• [^] # Un joli conte de fées : Variante

    Posté par . En réponse au journal Nouvel accord sur des brevets, Microsoft en route pour dominer Linux?. Évalué à 10.

    Comme pour toutes les vieilles histoires que racontent les antiques bouches aux oreilles fraîches une fois rassemblées autour des âtres de toutes les chaumières du soir, il existe différentes versions, en voici une autre :


    Il était une fois un roi qui voulait étendre son pouvoir sur la terre entière.

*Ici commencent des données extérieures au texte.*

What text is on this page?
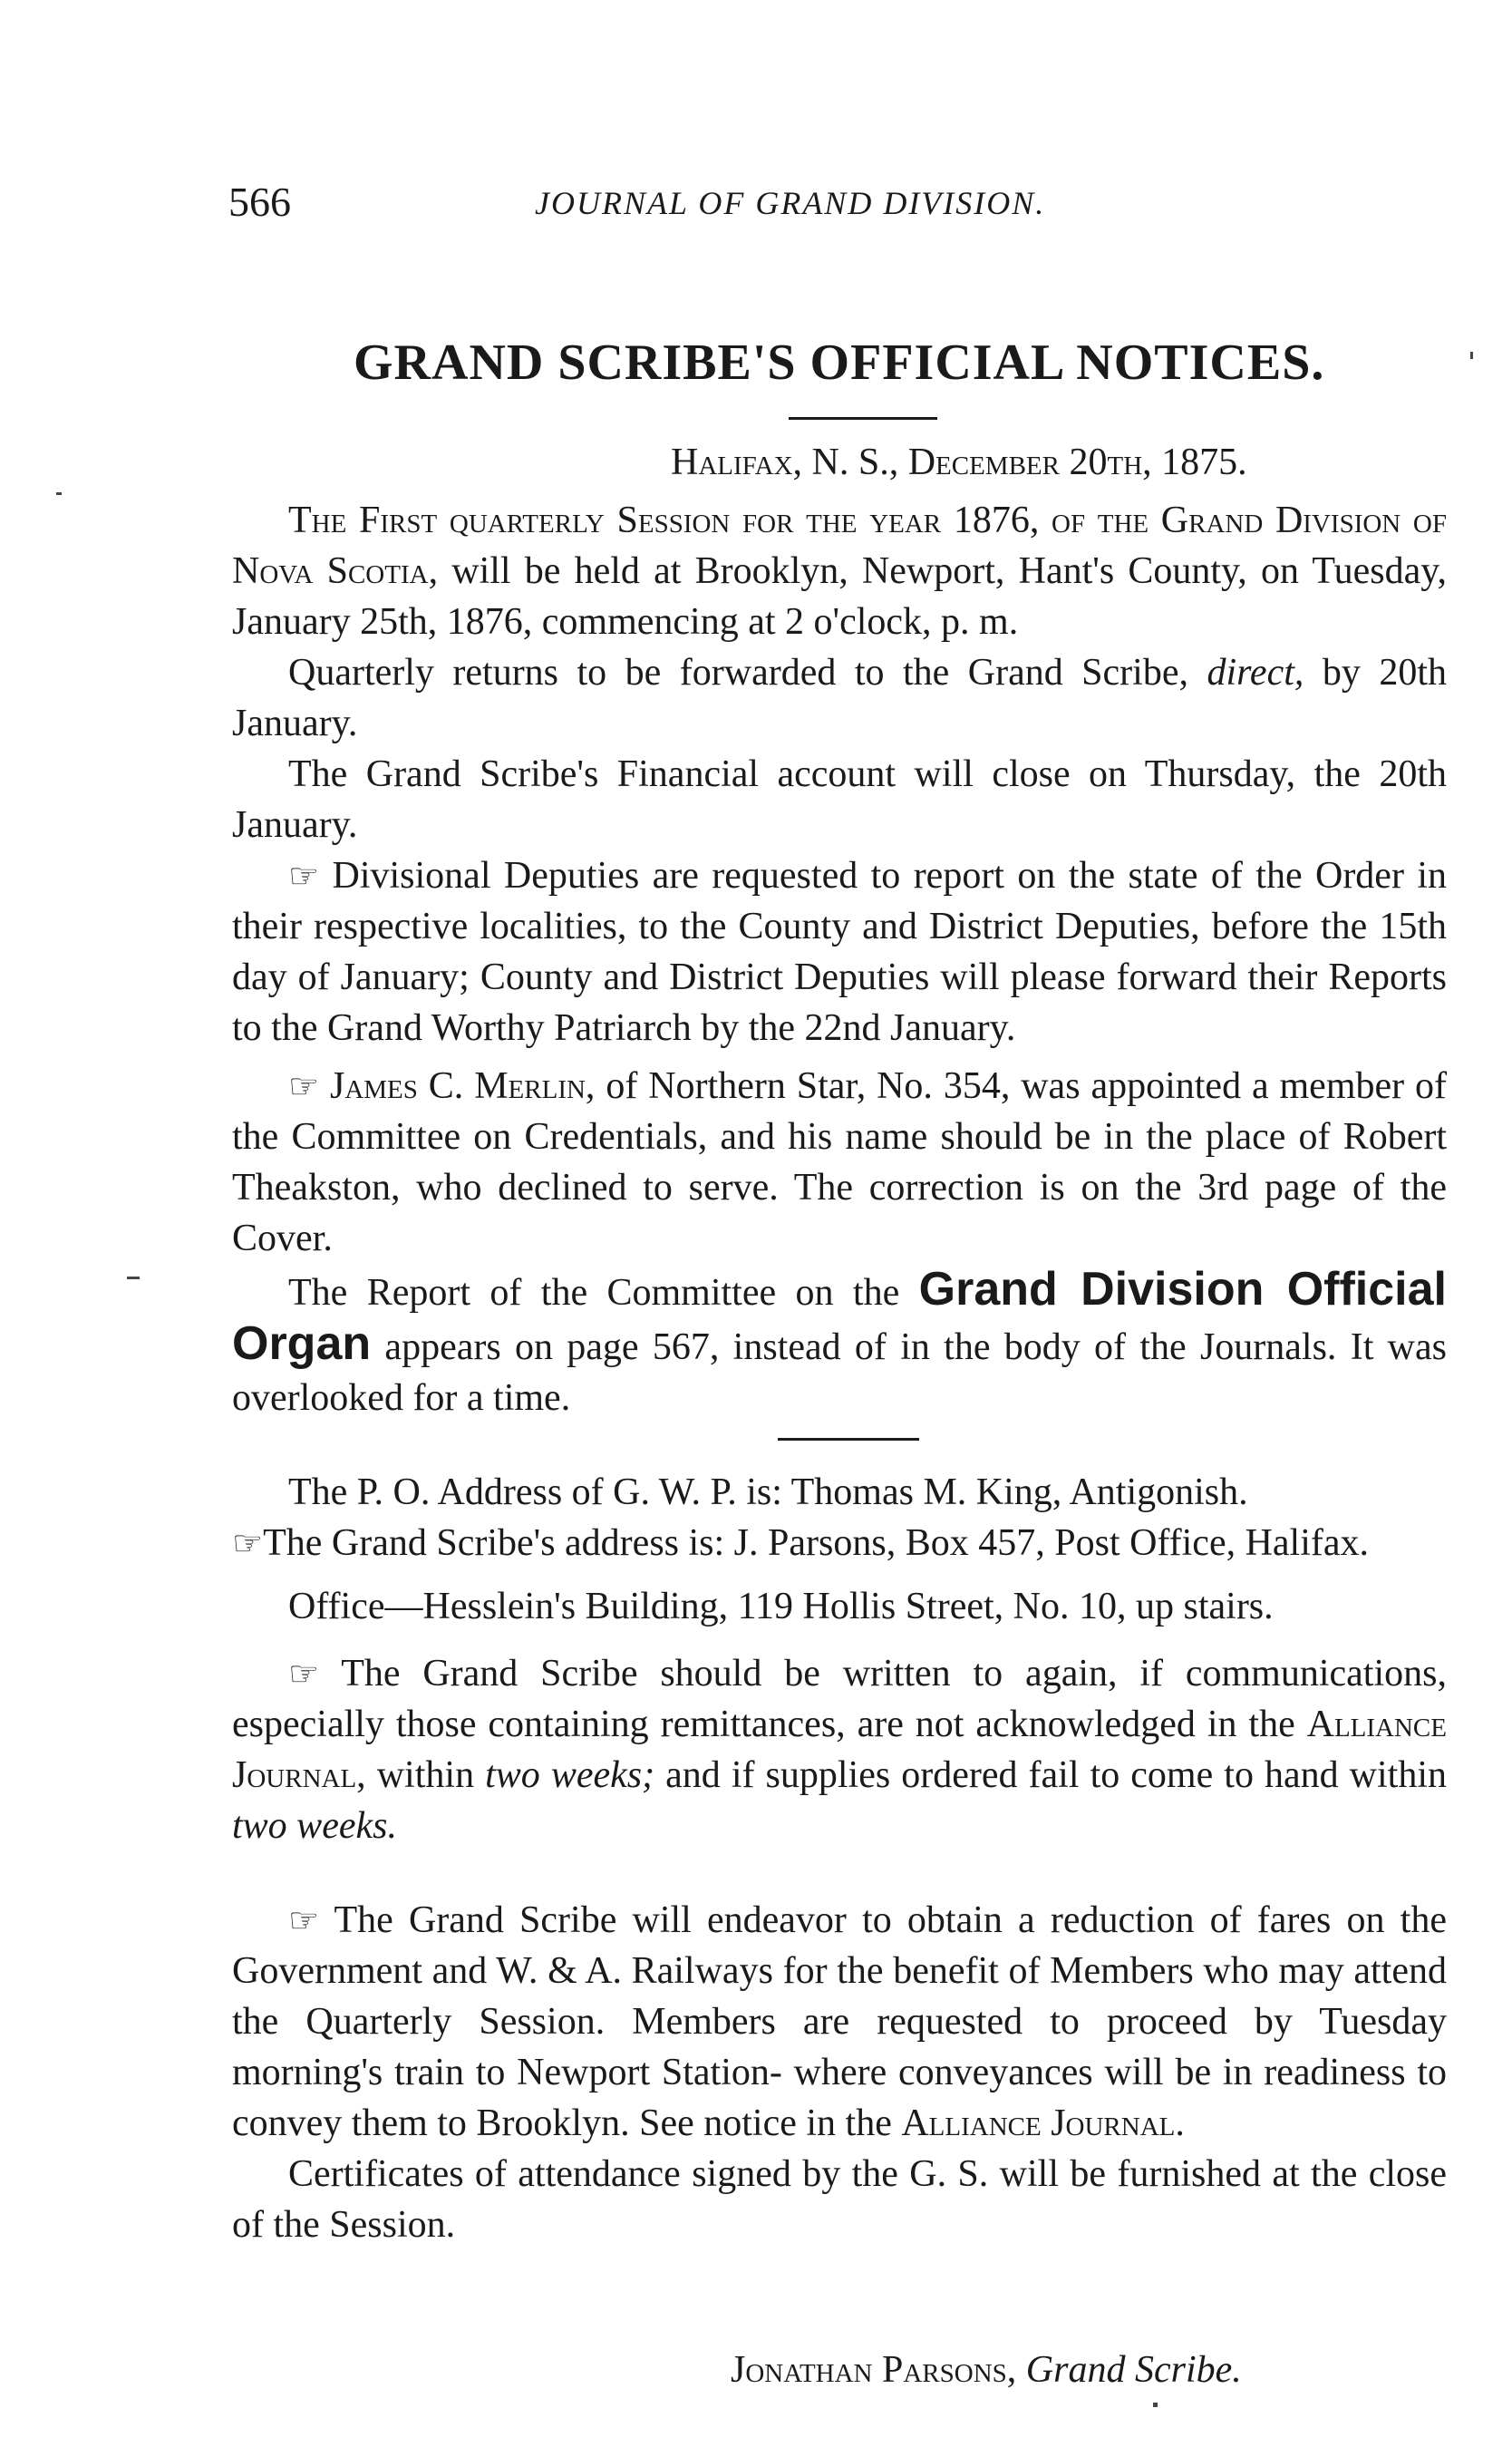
566	JOURNAL OF GRAND DIVISION.
GRAND SCRIBE'S OFFICIAL NOTICES.
Halifax, N. S., December 20th, 1875.

The First quarterly Session for the year 1876, of the Grand Division of Nova Scotia, will be held at Brooklyn, Newport, Hant's County, on Tuesday, January 25th, 1876, commencing at 2 o'clock, p. m.

Quarterly returns to be forwarded to the Grand Scribe, direct, by 20th January.

The Grand Scribe's Financial account will close on Thursday, the 20th January.

☞ Divisional Deputies are requested to report on the state of the Order in their respective localities, to the County and District Deputies, before the 15th day of January; County and District Deputies will please forward their Reports to the Grand Worthy Patriarch by the 22nd January.

☞ James C. Merlin, of Northern Star, No. 354, was appointed a member of the Committee on Credentials, and his name should be in the place of Robert Theakston, who declined to serve. The correction is on the 3rd page of the Cover.

The Report of the Committee on the Grand Division Official Organ appears on page 567, instead of in the body of the Journals. It was overlooked for a time.

The P. O. Address of G. W. P. is: Thomas M. King, Antigonish.

☞The Grand Scribe's address is: J. Parsons, Box 457, Post Office, Halifax.

Office—Hesslein's Building, 119 Hollis Street, No. 10, up stairs.

☞ The Grand Scribe should be written to again, if communications, especially those containing remittances, are not acknowledged in the Alliance Journal, within two weeks; and if supplies ordered fail to come to hand within two weeks.

☞ The Grand Scribe will endeavor to obtain a reduction of fares on the Government and W. & A. Railways for the benefit of Members who may attend the Quarterly Session. Members are requested to proceed by Tuesday morning's train to Newport Station- where conveyances will be in readiness to convey them to Brooklyn. See notice in the Alliance Journal.

Certificates of attendance signed by the G. S. will be furnished at the close of the Session.

Jonathan Parsons, Grand Scribe.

    Un jour il décida de faire passer une loi décrétant qu'il serait le seul à même d'autoriser le soleil à se lever le matin et que ses sujets devraient lui payer un impôt sur la lumière du jour. Ses sujets s'esclaffèrent. Le roi, furieux, ordonna à son administration d'appliquer la loi. Les gens d'armes traquèrent, les juges condamnèrent et les geôliers emprisonnèrent.

    Les autres sujets, inquiets quant à leurs propres sorts, regrettaient de payer une nouvelle taxe mais les plus riches acceptèrent pour dormir en paix de payer pour eux et les pauvres serfs qui leur sont affidés.

    Un intrépide de passage leur dit :
    « - Idiots que vous êtes ! Avez-vous déjà vu le soleil rester couché ? Le roi n'a aucun pouvoir sur lui et ne peux donc vous en priver !

    - Étranger, tu ne nous apprend rien ! Mais autant le roi n'a aucun pouvoir sur le soleil autant son administration a du pouvoir sur nous ! Nous, nous préférons payer et dormir sur nos deux oreilles. »

    Le roi fort satisfait empocha la taxe, jamais il ne prit le risque de commander au soleil de se cacher mais jamais non plus le soleil ne lui désobéit.

    Et la vie continua, simple et paisible dans ce pays d'injustice jusqu'au jour ou un preux chevalier survint, fort de son abdominal surdéveloppé quoiqu'unique, de sa longue chevelure au vent, comme sa longue barbe et sa moustache d'ailleurs, chevauchant son fougueux pingouin (mais certains ornithologues affirment que c'est un manchot) qu'il ne cessait de lui accoler le nom de gnou (qui, il est vrai, aurait fait une meilleure monture a priori), protégé par son épais T-shirt en coton trempé (de sueur), dont l'oriflamme faisait flotter au vent la devise GPLv3 Roxor ! et propageait un filtre empoisonné et renforcé par le troisième cercle de magie qui, affirmait-il, avait le pouvoir de retourner l'absurdité de l'inique loi du roi contre lui seul…

    Euh, les enfants, je crois que grand-père a la mémoire qui divague un peu sur la fin du conte, alors allez tous vous coucher, et quand il aura recouvré la mémoire, il vous racontera la fin, c'est promis.